For me, this is when social media becomes extremely dangerous.
Consider that when you scroll through Instagram, you’re not just watching other people’s lives, you’re watching a hundred reasons why your life sucks and everyone else’s is better. In a sense, you are robbing yourself of your own contentment by noticing that someone else is living a ‘better life’ than you. You’re losing that beautiful naivety and blissful ignorance you once had as a child. You’re suffering when really, you don’t have to.
My life sucks
When I log in to social media and I see that DJ Khaled bought his six-month-year-old baby a Mercedes Benz and a Rolls Royce, I admit, I will probably laugh and show my friends as well. But what really happens deep within me, is I start to feel a sense of jealousy. I compare myself to this little baby, and, as ridiculous as it sounds, it seems (not necessarily true) that he has a better life than me. And that doesn’t make me feel good? I feel inadequate.
And suddenly buying cars for babies is the new standard of fatherhood. How, in hell, will I ever measure up to that? How will I ever find the money to buy my babies cars? Now, I’m suffering for no reason. I’m hating my life all because I watched this ten-second Snapchat story of a man who buys cars for his children…. I hate it. And that’s only one instance. A couple taps on the screen and my friend Mike is on the beach with the girl I’ve wanted to date since kindergarten… or Fetty Wap is playing with his money again…

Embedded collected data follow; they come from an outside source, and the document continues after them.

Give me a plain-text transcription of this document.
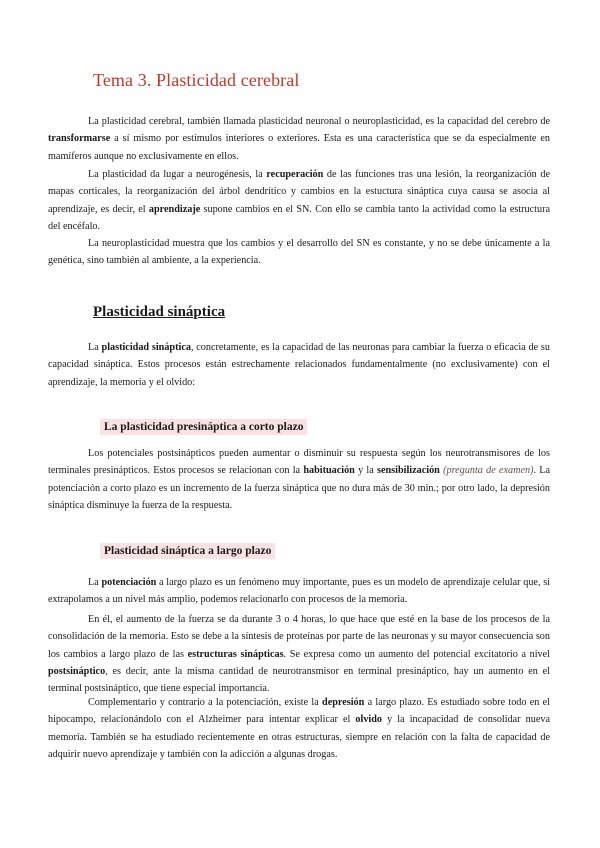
Tema 3. Plasticidad cerebral

La plasticidad cerebral, también llamada plasticidad neuronal o neuroplasticidad, es la capacidad del cerebro de transformarse a sí mismo por estímulos interiores o exteriores. Esta es una característica que se da especialmente en mamíferos aunque no exclusivamente en ellos.

La plasticidad da lugar a neurogénesis, la recuperación de las funciones tras una lesión, la reorganización de mapas corticales, la reorganización del árbol dendrítico y cambios en la estuctura sináptica cuya causa se asocia al aprendizaje, es decir, el aprendizaje supone cambios en el SN. Con ello se cambia tanto la actividad como la estructura del encéfalo.

La neuroplasticidad muestra que los cambios y el desarrollo del SN es constante, y no se debe únicamente a la genética, sino también al ambiente, a la experiencia.

Plasticidad sináptica

La plasticidad sináptica, concretamente, es la capacidad de las neuronas para cambiar la fuerza o eficacia de su capacidad sináptica. Estos procesos están estrechamente relacionados fundamentalmente (no exclusivamente) con el aprendizaje, la memoria y el olvido:

La plasticidad presináptica a corto plazo

Los potenciales postsinápticos pueden aumentar o disminuir su respuesta según los neurotransmisores de los terminales presinápticos. Estos procesos se relacionan con la habituación y la sensibilización (pregunta de examen). La potenciación a corto plazo es un incremento de la fuerza sináptica que no dura más de 30 min.; por otro lado, la depresión sináptica disminuye la fuerza de la respuesta.

Plasticidad sináptica a largo plazo

La potenciación a largo plazo es un fenómeno muy importante, pues es un modelo de aprendizaje celular que, si extrapolamos a un nivel más amplio, podemos relacionarlo con procesos de la memoria.

En él, el aumento de la fuerza se da durante 3 o 4 horas, lo que hace que esté en la base de los procesos de la consolidación de la memoria. Esto se debe a la síntesis de proteínas por parte de las neuronas y su mayor consecuencia son los cambios a largo plazo de las estructuras sinápticas. Se expresa como un aumento del potencial excitatorio a nivel postsináptico, es decir, ante la misma cantidad de neurotransmisor en terminal presináptico, hay un aumento en el terminal postsináptico, que tiene especial importancia.

Complementario y contrario a la potenciación, existe la depresión a largo plazo. Es estudiado sobre todo en el hipocampo, relacionándolo con el Alzheimer para intentar explicar el olvido y la incapacidad de consolidar nueva memoria. También se ha estudiado recientemente en otras estructuras, siempre en relación con la falta de capacidad de adquirir nuevo aprendizaje y también con la adicción a algunas drogas.
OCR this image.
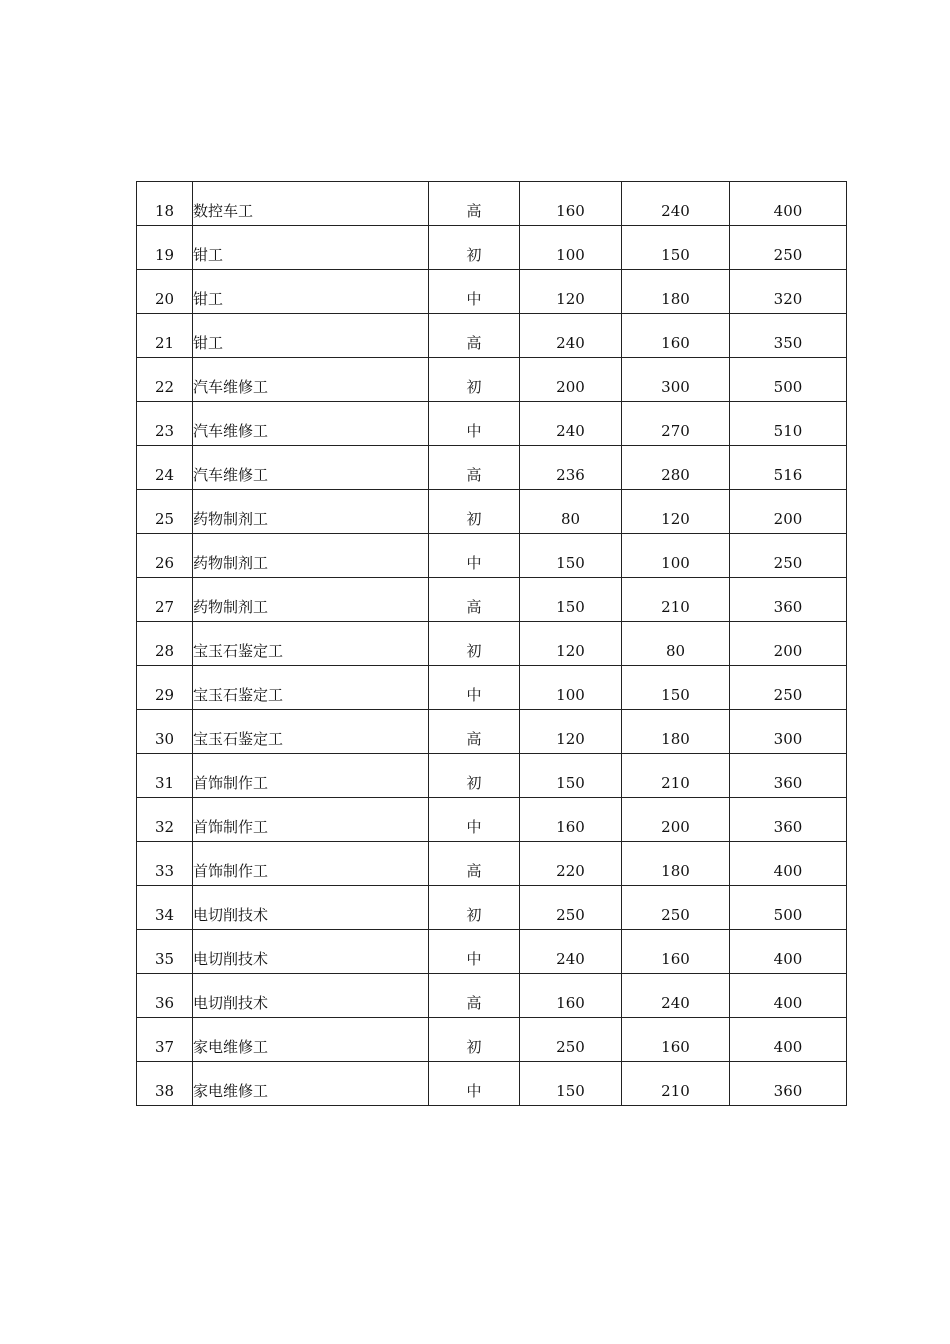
18	数控车工	高	160	240	400
19	钳工	初	100	150	250
20	钳工	中	120	180	320
21	钳工	高	240	160	350
22	汽车维修工	初	200	300	500
23	汽车维修工	中	240	270	510
24	汽车维修工	高	236	280	516
25	药物制剂工	初	80	120	200
26	药物制剂工	中	150	100	250
27	药物制剂工	高	150	210	360
28	宝玉石鉴定工	初	120	80	200
29	宝玉石鉴定工	中	100	150	250
30	宝玉石鉴定工	高	120	180	300
31	首饰制作工	初	150	210	360
32	首饰制作工	中	160	200	360
33	首饰制作工	高	220	180	400
34	电切削技术	初	250	250	500
35	电切削技术	中	240	160	400
36	电切削技术	高	160	240	400
37	家电维修工	初	250	160	400
38	家电维修工	中	150	210	360
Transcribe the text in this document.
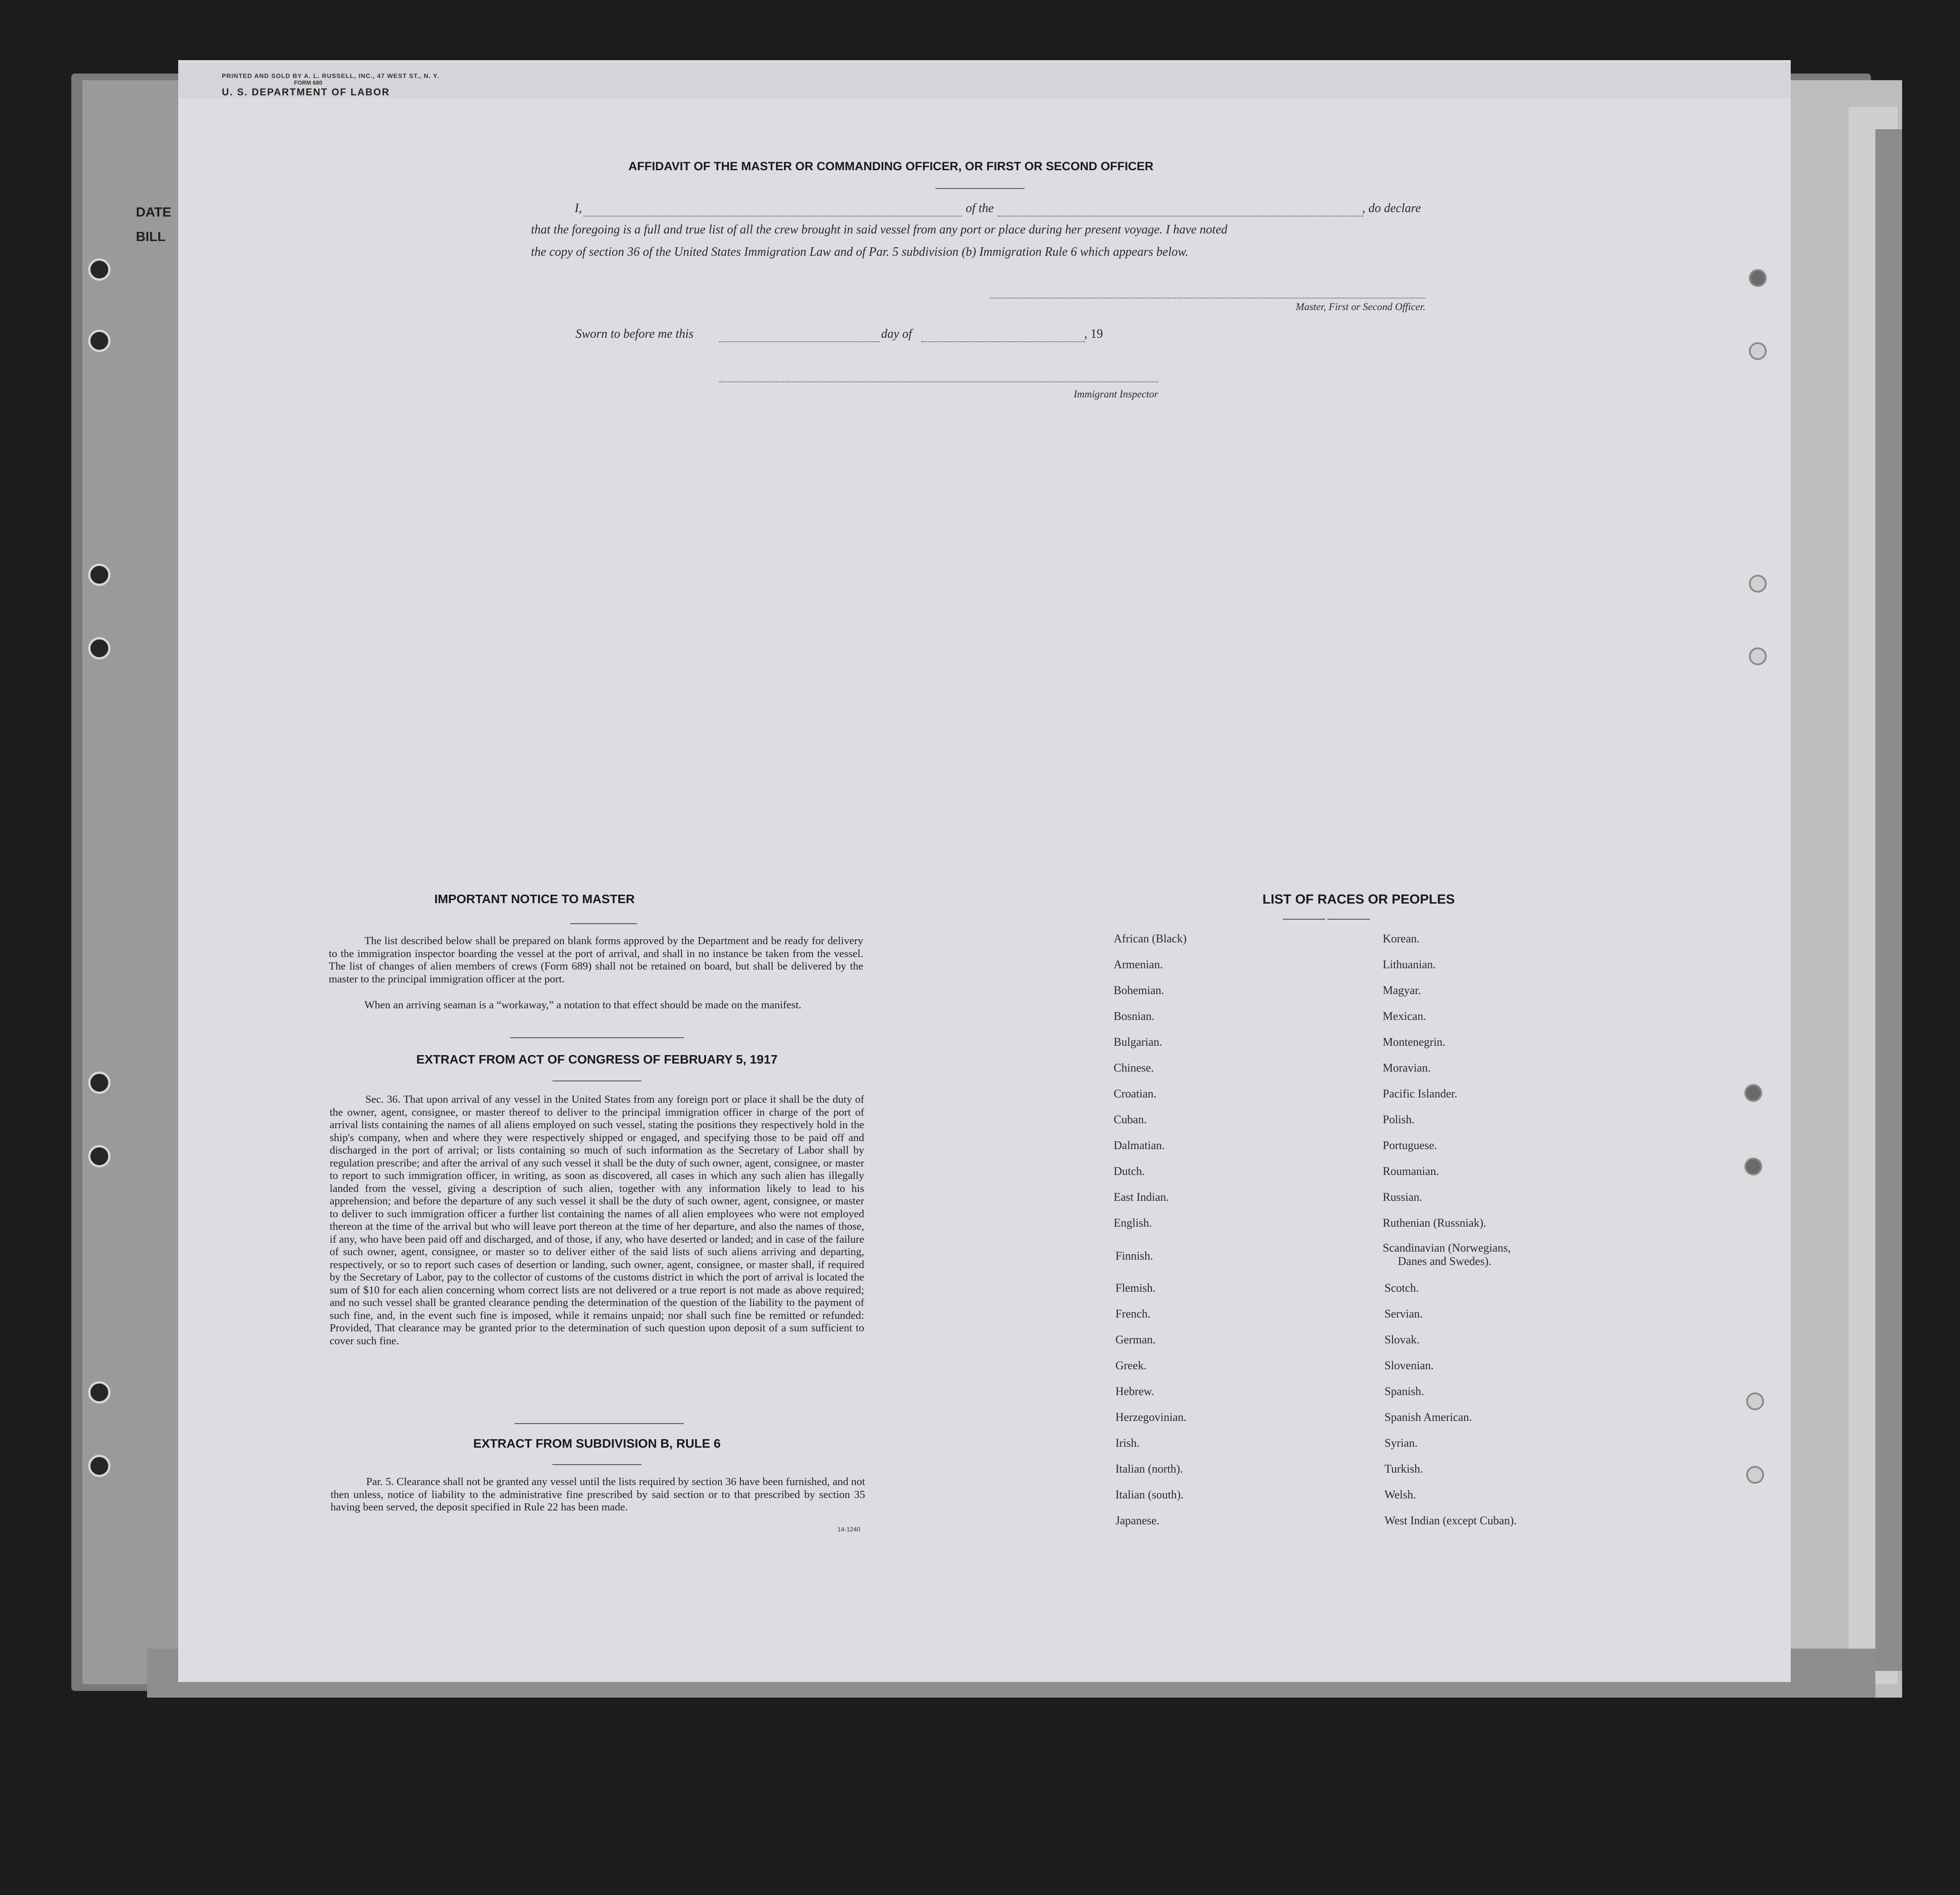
DATE
BILL
PRINTED AND SOLD BY A. L. RUSSELL, INC., 47 WEST ST., N. Y.
FORM 680
U. S. DEPARTMENT OF LABOR
AFFIDAVIT OF THE MASTER OR COMMANDING OFFICER, OR FIRST OR SECOND OFFICER
I,	of the	, do declare
that the foregoing is a full and true list of all the crew brought in said vessel from any port or place during her present voyage. I have noted
the copy of section 36 of the United States Immigration Law and of Par. 5 subdivision (b) Immigration Rule 6 which appears below.
Master, First or Second Officer.
Sworn to before me this	day of	, 19
Immigrant Inspector
IMPORTANT NOTICE TO MASTER
The list described below shall be prepared on blank forms approved by the Department and be ready for delivery to the immigration inspector boarding the vessel at the port of arrival, and shall in no instance be taken from the vessel. The list of changes of alien members of crews (Form 689) shall not be retained on board, but shall be delivered by the master to the principal immigration officer at the port.
When an arriving seaman is a “workaway,” a notation to that effect should be made on the manifest.
EXTRACT FROM ACT OF CONGRESS OF FEBRUARY 5, 1917
Sec. 36. That upon arrival of any vessel in the United States from any foreign port or place it shall be the duty of the owner, agent, consignee, or master thereof to deliver to the principal immigration officer in charge of the port of arrival lists containing the names of all aliens employed on such vessel, stating the positions they respectively hold in the ship's company, when and where they were respectively shipped or engaged, and specifying those to be paid off and discharged in the port of arrival; or lists containing so much of such information as the Secretary of Labor shall by regulation prescribe; and after the arrival of any such vessel it shall be the duty of such owner, agent, consignee, or master to report to such immigration officer, in writing, as soon as discovered, all cases in which any such alien has illegally landed from the vessel, giving a description of such alien, together with any information likely to lead to his apprehension; and before the departure of any such vessel it shall be the duty of such owner, agent, consignee, or master to deliver to such immigration officer a further list containing the names of all alien employees who were not employed thereon at the time of the arrival but who will leave port thereon at the time of her departure, and also the names of those, if any, who have been paid off and discharged, and of those, if any, who have deserted or landed; and in case of the failure of such owner, agent, consignee, or master so to deliver either of the said lists of such aliens arriving and departing, respectively, or so to report such cases of desertion or landing, such owner, agent, consignee, or master shall, if required by the Secretary of Labor, pay to the collector of customs of the customs district in which the port of arrival is located the sum of $10 for each alien concerning whom correct lists are not delivered or a true report is not made as above required; and no such vessel shall be granted clearance pending the determination of the question of the liability to the payment of such fine, and, in the event such fine is imposed, while it remains unpaid; nor shall such fine be remitted or refunded: Provided, That clearance may be granted prior to the determination of such question upon deposit of a sum sufficient to cover such fine.
EXTRACT FROM SUBDIVISION B, RULE 6
Par. 5. Clearance shall not be granted any vessel until the lists required by section 36 have been furnished, and not then unless, notice of liability to the administrative fine prescribed by said section or to that prescribed by section 35 having been served, the deposit specified in Rule 22 has been made.
14-1240
LIST OF RACES OR PEOPLES
African (Black)
Armenian.
Bohemian.
Bosnian.
Bulgarian.
Chinese.
Croatian.
Cuban.
Dalmatian.
Dutch.
East Indian.
English.
Finnish.
Flemish.
French.
German.
Greek.
Hebrew.
Herzegovinian.
Irish.
Italian (north).
Italian (south).
Japanese.
Korean.
Lithuanian.
Magyar.
Mexican.
Montenegrin.
Moravian.
Pacific Islander.
Polish.
Portuguese.
Roumanian.
Russian.
Ruthenian (Russniak).
Scandinavian (Norwegians,
Danes and Swedes).
Scotch.
Servian.
Slovak.
Slovenian.
Spanish.
Spanish American.
Syrian.
Turkish.
Welsh.
West Indian (except Cuban).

Eventually, these images and videos become my idea of ‘happiness’; of how life is supposed to be like, when in fact, it isn’t ‘real’, its only ten seconds and a couple snap shots of an entire lifetime.
I have to stop letting social media steal my happiness from me.
Nowadays, I get on social media and I think of going back in time; to the blissful ignorance of being a child again. To just delete all the social media from my phone and live a life of peace and contentment. And yes, I might lose all my followers and ‘friends’, but on the other hand, I might realize that my life isn’t so bad after all.